Vegan diets and some strict vegetarian diets may not have enough natural sources of vitamin B12. Mothers on these diets may need to check their vitamin status or take supplements so that their babies will be sure to get enough vitamin B12 via their breast milk. Some medications can also affect B12 levels. Mothers with a B12 deficiency may have problems with making enough milk (Marasco and West, 2020). Babies deficient in vitamin B12 may fail to thrive, be lethargic, have a developmental delay or have certain types of anaemia which require urgent treatment.32 Vitamin B12 deficiency is also a possibility for mothers who have had surgery to reduce the size of their stomachs (bariatric or gastric-bypass surgery).
Iodine is a trace element found in sea food, cereals and grains which helps to make thyroid hormones. Levels of iodine in plants vary, depending how much iodine is available in the soil 33. As some diets can be low in iodine, some countries recommend routine iodine supplementation for breastfeeding mothers 3435. Requirements for iodine in pregnancy and lactation are high and if a mother is deficient this could affect thyroid gland function and milk supply (Marasco and West, 2020). Smoking can reduce iodine levels in breast milk even further 36 increasing the risk of iodine deficiency-induced brain damage.
In the UK the Association of UK Dietitians has produced a fact sheet on iodine discussing when supplements are needed during pregnancy and breastfeeding and the levels recommended. Consult with your health care professional whether iodine supplements are recommended where you live.
For further information about iron levels in breast milk and in which situations your baby’s iron levels might be low, see Iron in Breast Milk.
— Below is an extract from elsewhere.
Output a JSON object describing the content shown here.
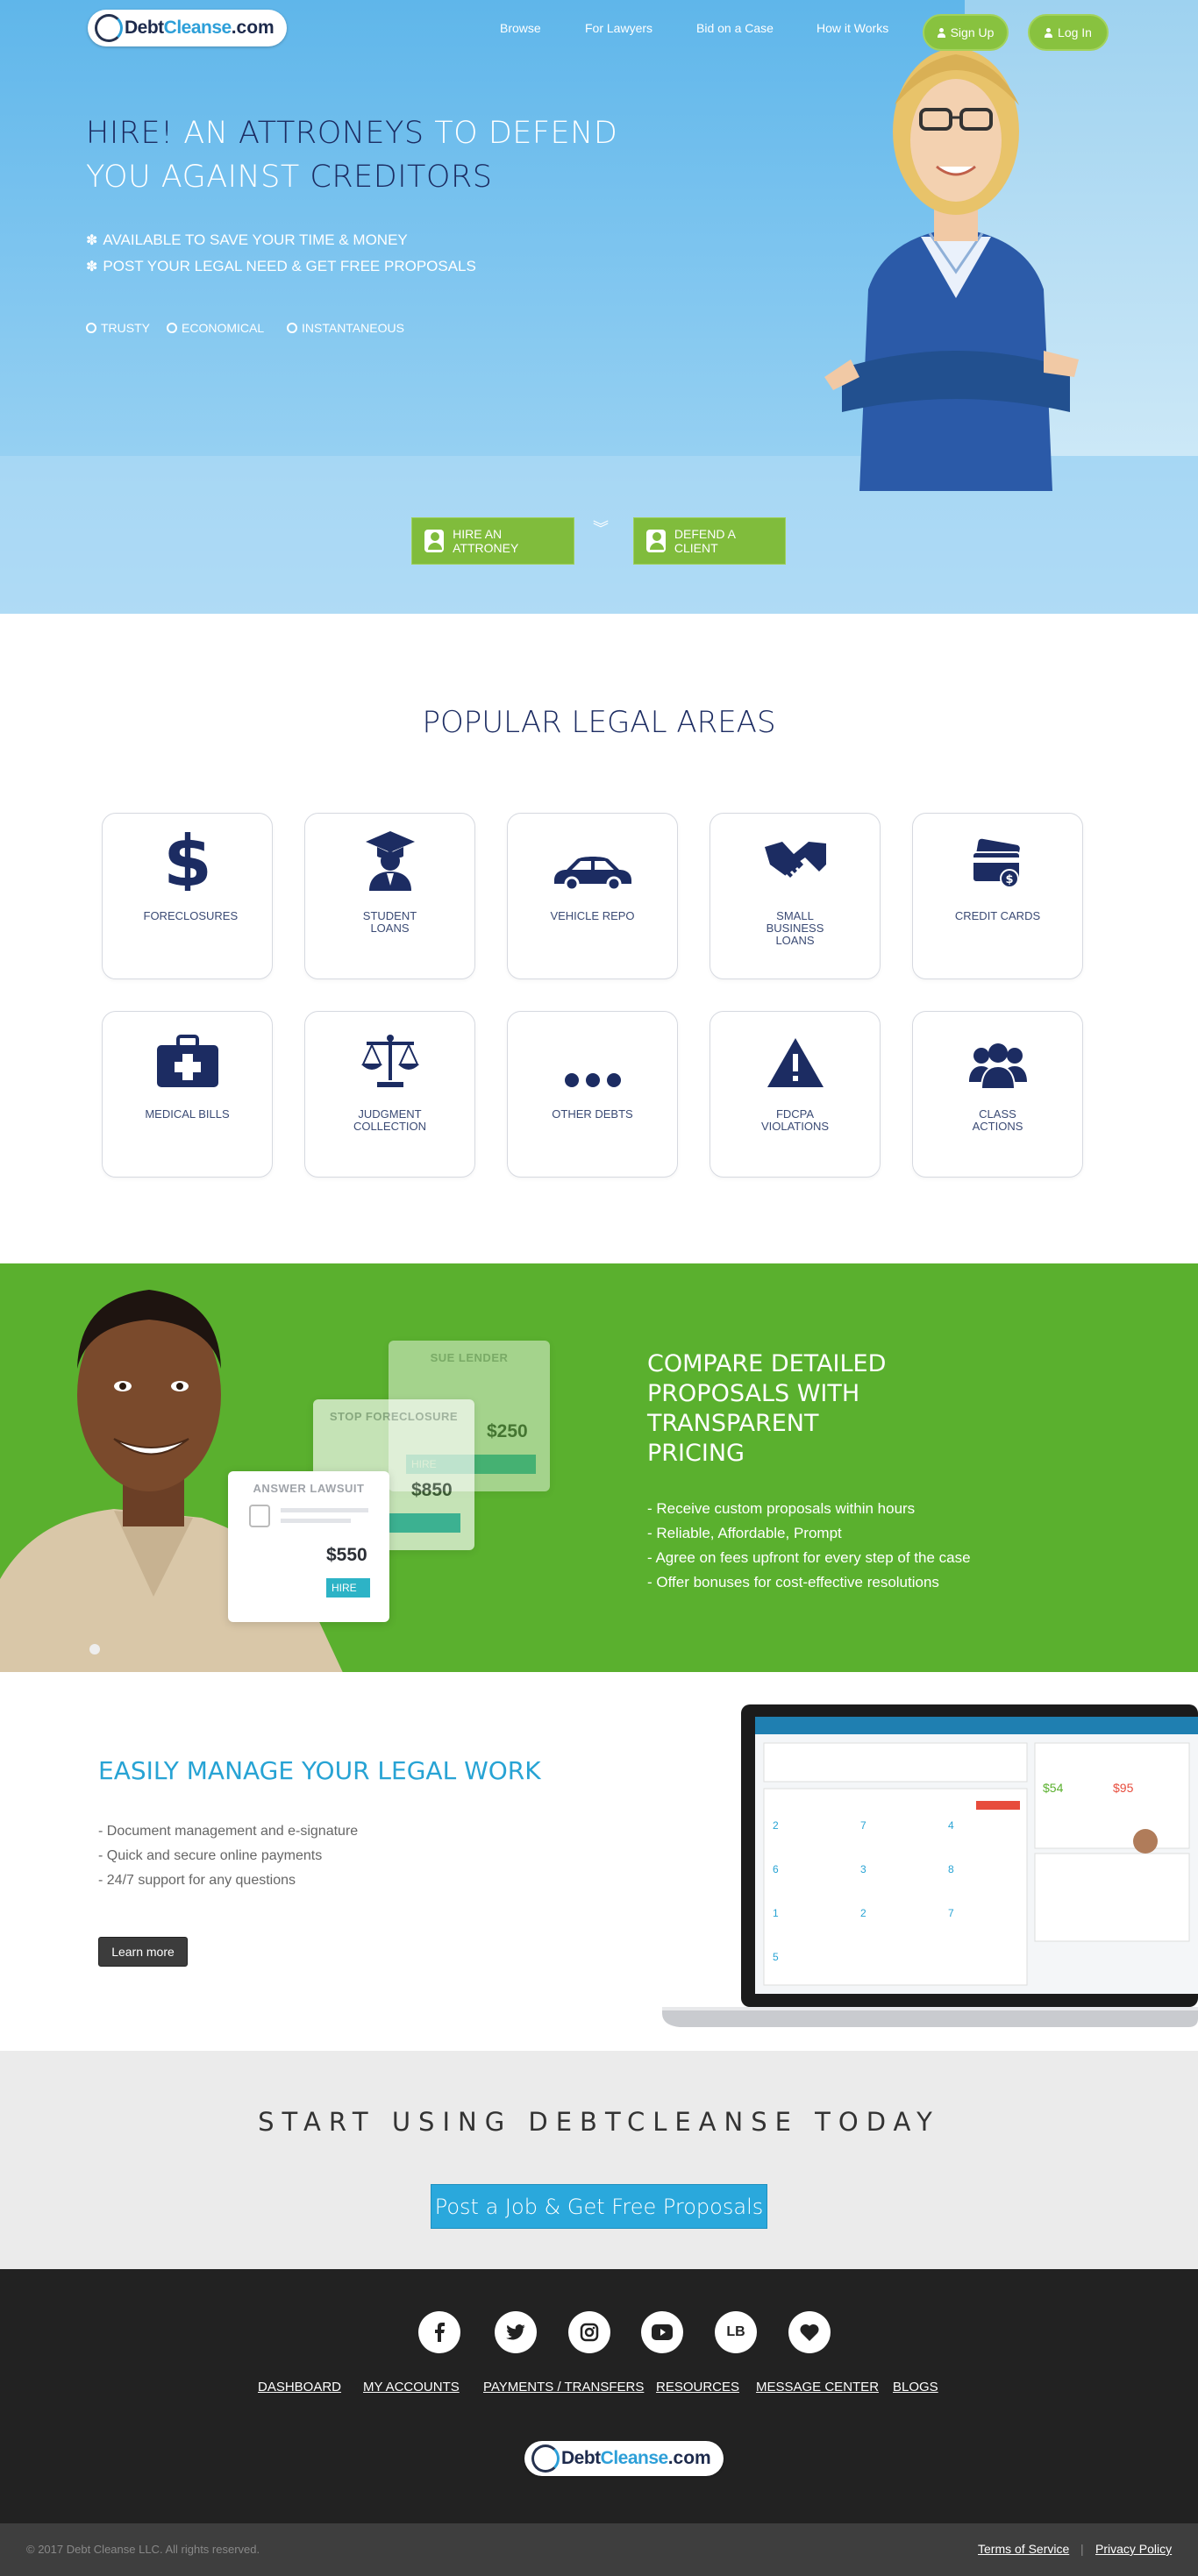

Taking supplements won’t increase iron levels in breast milk but a low iron status for mother could be linked with low milk supply.
Making More Milk (Marsco and West, 2020) discusses other minerals that are important for lactation and milk supply e.g. Zinc and Calcium and discusses the role of sufficient dietary fibre, overall calories, protein content and antioxidants.
There are no strict rules to follow for a breastfeeding diet and there are no particular foods to avoid during breastfeeding. Nutritious breast milk can be made to order by the breast using a less-than-perfect diet and a mother’s body stores. Maternal diet can influence breast milk quantity and quality in subtle ways if certain nutrients are deficient. New research into the role of essential fatty acids in breast milk highlights the value of healthy fats in the maternal diet for both mother and baby. Mothers could check with their health care professionals if they have any concerns that their diet may be low in any specific vitamins or nutrients. Occasionally a baby will react to something in his mother’s diet and she can then avoid that food for a while.